Pictures by Richard Cave, and additional photography by Mark Bentley. 

A CENTURIES-OLD celebration in Witney is now in full swing as thousands prepare to flock to The Leys for the second day of the Witney Feast.

Fair organiser Emily Wilson said the fair, which will run until 10pm today, looks as though ‘Disney has come to Oxfordshire’.

Despite rain falling on the fair yesterday and overcast weather expected today, it is hoped that 20,000 people will celebrate the feast’s 774th year.

Ms Wilson said: “We had a wonderful set up with no problems at all and the site looks absolutely magnificent.

“It’s like Disney has come to Oxfordshire. It’s a really nice atmosphere and everybody is very jovial.

“We never feel like visitors when we come to Witney - but rather like custodians.
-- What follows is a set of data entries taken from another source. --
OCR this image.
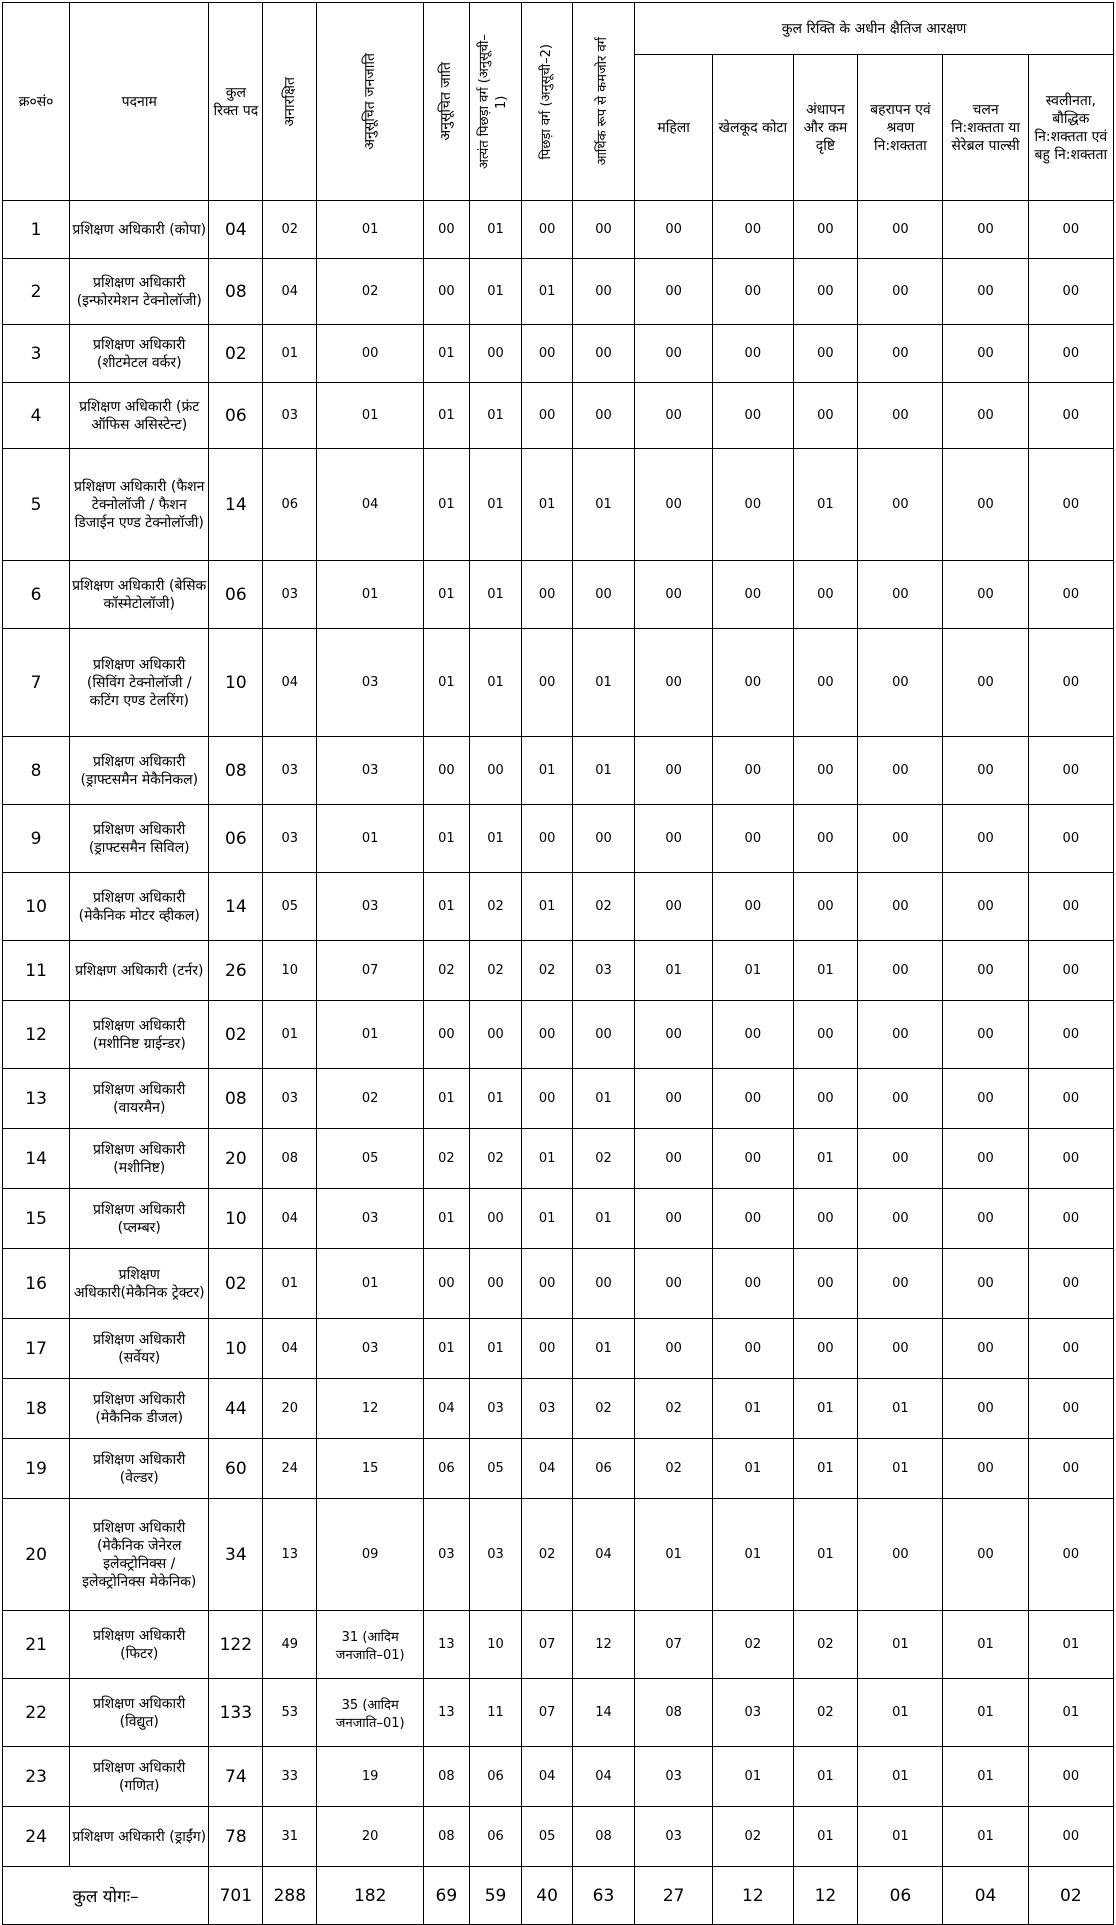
क्र०सं०	पदनाम	कुल रिक्त पद	अनारक्षित	अनुसूचित जनजाति	अनुसूचित जाति	अत्यंत पिछड़ा वर्ग (अनुसूची–1)	पिछड़ा वर्ग (अनुसूची–2)	आर्थिक रूप से कमजोर वर्ग	कुल रिक्ति के अधीन क्षैतिज आरक्षण					
									महिला	खेलकूद कोटा	अंधापन और कम दृष्टि	बहरापन एवं श्रवण नि:शक्तता	चलन नि:शक्तता या सेरेब्रल पाल्सी	स्वलीनता, बौद्धिक नि:शक्तता एवं बहु नि:शक्तता
1	प्रशिक्षण अधिकारी (कोपा)	04	02	01	00	01	00	00	00	00	00	00	00	00
2	प्रशिक्षण अधिकारी (इन्फोरमेशन टेक्नोलॉजी)	08	04	02	00	01	01	00	00	00	00	00	00	00
3	प्रशिक्षण अधिकारी (शीटमेटल वर्कर)	02	01	00	01	00	00	00	00	00	00	00	00	00
4	प्रशिक्षण अधिकारी (फ्रंट ऑफिस असिस्टेन्ट)	06	03	01	01	01	00	00	00	00	00	00	00	00
5	प्रशिक्षण अधिकारी (फैशन टेक्नोलॉजी / फैशन डिजाईन एण्ड टेक्नोलॉजी)	14	06	04	01	01	01	01	00	00	01	00	00	00
6	प्रशिक्षण अधिकारी (बेसिक कॉस्मेटोलॉजी)	06	03	01	01	01	00	00	00	00	00	00	00	00
7	प्रशिक्षण अधिकारी (सिविंग टेक्नोलॉजी / कटिंग एण्ड टेलरिंग)	10	04	03	01	01	00	01	00	00	00	00	00	00
8	प्रशिक्षण अधिकारी (ड्राफ्टसमैन मेकैनिकल)	08	03	03	00	00	01	01	00	00	00	00	00	00
9	प्रशिक्षण अधिकारी (ड्राफ्टसमैन सिविल)	06	03	01	01	01	00	00	00	00	00	00	00	00
10	प्रशिक्षण अधिकारी (मेकैनिक मोटर व्हीकल)	14	05	03	01	02	01	02	00	00	00	00	00	00
11	प्रशिक्षण अधिकारी (टर्नर)	26	10	07	02	02	02	03	01	01	01	00	00	00
12	प्रशिक्षण अधिकारी (मशीनिष्ट ग्राईन्डर)	02	01	01	00	00	00	00	00	00	00	00	00	00
13	प्रशिक्षण अधिकारी (वायरमैन)	08	03	02	01	01	00	01	00	00	00	00	00	00
14	प्रशिक्षण अधिकारी (मशीनिष्ट)	20	08	05	02	02	01	02	00	00	01	00	00	00
15	प्रशिक्षण अधिकारी (प्लम्बर)	10	04	03	01	00	01	01	00	00	00	00	00	00
16	प्रशिक्षण अधिकारी(मेकैनिक ट्रेक्टर)	02	01	01	00	00	00	00	00	00	00	00	00	00
17	प्रशिक्षण अधिकारी (सर्वेयर)	10	04	03	01	01	00	01	00	00	00	00	00	00
18	प्रशिक्षण अधिकारी (मेकैनिक डीजल)	44	20	12	04	03	03	02	02	01	01	01	00	00
19	प्रशिक्षण अधिकारी (वेल्डर)	60	24	15	06	05	04	06	02	01	01	01	00	00
20	प्रशिक्षण अधिकारी (मेकैनिक जेनेरल इलेक्ट्रोनिक्स / इलेक्ट्रोनिक्स मेकेनिक)	34	13	09	03	03	02	04	01	01	01	00	00	00
21	प्रशिक्षण अधिकारी (फिटर)	122	49	31 (आदिम जनजाति–01)	13	10	07	12	07	02	02	01	01	01
22	प्रशिक्षण अधिकारी (विद्युत)	133	53	35 (आदिम जनजाति–01)	13	11	07	14	08	03	02	01	01	01
23	प्रशिक्षण अधिकारी (गणित)	74	33	19	08	06	04	04	03	01	01	01	01	00
24	प्रशिक्षण अधिकारी (ड्राईंग)	78	31	20	08	06	05	08	03	02	01	01	01	00
कुल योगः–		701	288	182	69	59	40	63	27	12	12	06	04	02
We’ve had a very very warm welcome.”

This year’s feast started on Sunday at St Mary’s Church with a traditional service at 6pm with Bishop of Oxford Steven Croft.

The congregation then made its way to the fairground for a second service at 7pm, with the fair getting underway yesterday.

Run by Bob Wilson’s Fun Fairs, the fair at the Witney Feast is the largest in the town and one of the biggest in the county.

Ms Wilson said that one draw of the event was its use of larger, thrill-inducing rides that are unable to be used during Oxford’s St Giles’ Fair due to space.

The usual rich variety of fairground rides, sideshows, food stalls and activities will be available on The Leys throughout the course of the event.

Leader of the town council Toby Morris said the feast is thoroughly ingrained in the history of Witney and its residents.

He said: “The Witney Feast is part of the fabric of the town and, for anybody who’s grown up and been here for all their lives, it’s a part of them too.

“It’s probably one of my favourite things to do as a town councillor because it’s such good fun and it’s steeped in history.

“As well as being important for St Mary’s, it’s also incredibly important for the Wilson’s fun fair, which has been held at the feast for the past 150 years.

“I was talking to the Bishop of Oxford on Sunday and I said: ‘Have you ever heard yourself singing hymns on a merry-go-round before?’ He said no.”

Despite this year’s fair still running, Ms Wilson said preparations are already in place for next year’s feast, as those involved get ready to celebrate a special anniversary.

Ms Wilson continued: “It feels absolutely wonderful playing a part in this Witney tradition.

“We’re now all working on plans for next year’s feast as it will be the 775th so we want to try and do something really different.”

The Witney Feast started in 1243 when King Henry III granted two deer from the Royal Forest of Wychwood to celebrate the rededication of St Mary’s Church.